William Basinski’s unfailingly beautiful musical oeuvre is so familiar that with each new album there’s always a certain trepidation that he will be retreading old ground and rehashing ideas he’s already expounded upon. What Cascade and its live incarnation The Deluge prove, is that even in such circumstances, his magic touch is very much of the Midas variety. Whilst the piano loop that he draws upon was first recorded in 1982 and appeared as recently as 2009 on 92982, the way he has embarked upon reworking it imbues it with new emotional depth and fresh energy that it feels like hearing the loop for the first time.

As ever with William Basinski, Cascade is deeply melancholic and subdued, music to embrace in the deep of a sleepless night. But it also unfurls to reveal layers of brightness that went undetected on 92982, as the increased pace of the loops blurs and breaks apart the piece’s monotonous (in the best sense of the word) repetition to reveal the deep humanity at the work’s core. The album is perfectly-titled: this is music that swirls over the listener like a waterfall, albeit the gentlest, most intoxicating waterfall one can imagine. Unlike his last album Nocturnes, Cascade feels serene, closer in tone (if not conception) to his affectionate tribute to his young family members Vivian & Ondine.
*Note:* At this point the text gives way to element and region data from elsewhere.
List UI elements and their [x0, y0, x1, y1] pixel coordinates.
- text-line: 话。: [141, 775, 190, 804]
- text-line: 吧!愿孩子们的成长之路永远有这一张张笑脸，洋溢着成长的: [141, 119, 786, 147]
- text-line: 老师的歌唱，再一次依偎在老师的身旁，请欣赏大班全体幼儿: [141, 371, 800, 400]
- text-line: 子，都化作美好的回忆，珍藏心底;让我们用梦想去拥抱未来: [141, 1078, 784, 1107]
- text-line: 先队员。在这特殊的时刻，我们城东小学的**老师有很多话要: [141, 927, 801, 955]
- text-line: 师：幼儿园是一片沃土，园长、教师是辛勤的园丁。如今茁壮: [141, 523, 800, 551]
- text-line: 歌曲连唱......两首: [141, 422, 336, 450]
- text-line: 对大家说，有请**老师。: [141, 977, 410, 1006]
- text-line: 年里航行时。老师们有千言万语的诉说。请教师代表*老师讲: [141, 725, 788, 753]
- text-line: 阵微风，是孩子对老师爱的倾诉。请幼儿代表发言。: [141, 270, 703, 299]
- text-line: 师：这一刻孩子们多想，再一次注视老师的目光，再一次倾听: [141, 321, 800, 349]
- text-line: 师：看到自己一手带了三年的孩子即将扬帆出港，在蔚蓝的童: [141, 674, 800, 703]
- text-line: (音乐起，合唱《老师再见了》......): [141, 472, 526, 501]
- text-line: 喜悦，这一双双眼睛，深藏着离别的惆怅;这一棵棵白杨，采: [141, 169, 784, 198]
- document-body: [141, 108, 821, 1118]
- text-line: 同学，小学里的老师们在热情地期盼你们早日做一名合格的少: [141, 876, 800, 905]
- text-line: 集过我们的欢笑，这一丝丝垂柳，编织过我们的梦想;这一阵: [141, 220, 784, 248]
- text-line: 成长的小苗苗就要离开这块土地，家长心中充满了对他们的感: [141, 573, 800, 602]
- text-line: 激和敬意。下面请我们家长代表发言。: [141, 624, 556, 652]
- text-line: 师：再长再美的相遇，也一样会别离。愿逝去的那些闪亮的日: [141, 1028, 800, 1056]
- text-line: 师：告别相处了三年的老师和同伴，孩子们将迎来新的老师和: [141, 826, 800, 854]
The expertly-timed loops transform what would otherwise be a rather simple piano motif into a swirl of microtones that blend into one another like a tapestry. I’m reminded somewhat of cosmic minimalist Charlemagne Palestine’s work on the piano, but with the veteran’s arch humour and traces of sepulchral subtext replaced with phantoms of an altogether more welcome variety.

If resurrecting a single loop for a new album seems bold, to do so three times is positively audacious. For a live performance at Brooklyn’s Issue Project Room, Basinski took the loop from 1982 as it appeared on Cascade and filtered it through a wider bank of feedback loops of varying length, greatly broadening the vista in the process. The Charlemagne Palestine comparison feels even more apt here, as the loop’s origins on the piano is almost totally dissipated, even obliterated as it expands into an almost world-swallowing forest of increasingly extended, stretched drones and textures. At its apex, the piece becomes all-consuming in the manner of the minimalism of LaMonte Young and Marian Zazeela delivered with the maximalist approach of harsh noise wall, making The Deluge Basinski’s most formally accomplished work since the third volume of The Disintegration Loops. As it gradually dissolves into a crackling hauntological string movement that Leyland James Kirby would be envious of, it’s hard not to feel something similar towards those lucky souls present at The Issue Project Room. With The Deluge, William Basinski brings nearly 35 years of a singular vision back home to Brooklyn, but we can all revel in the results.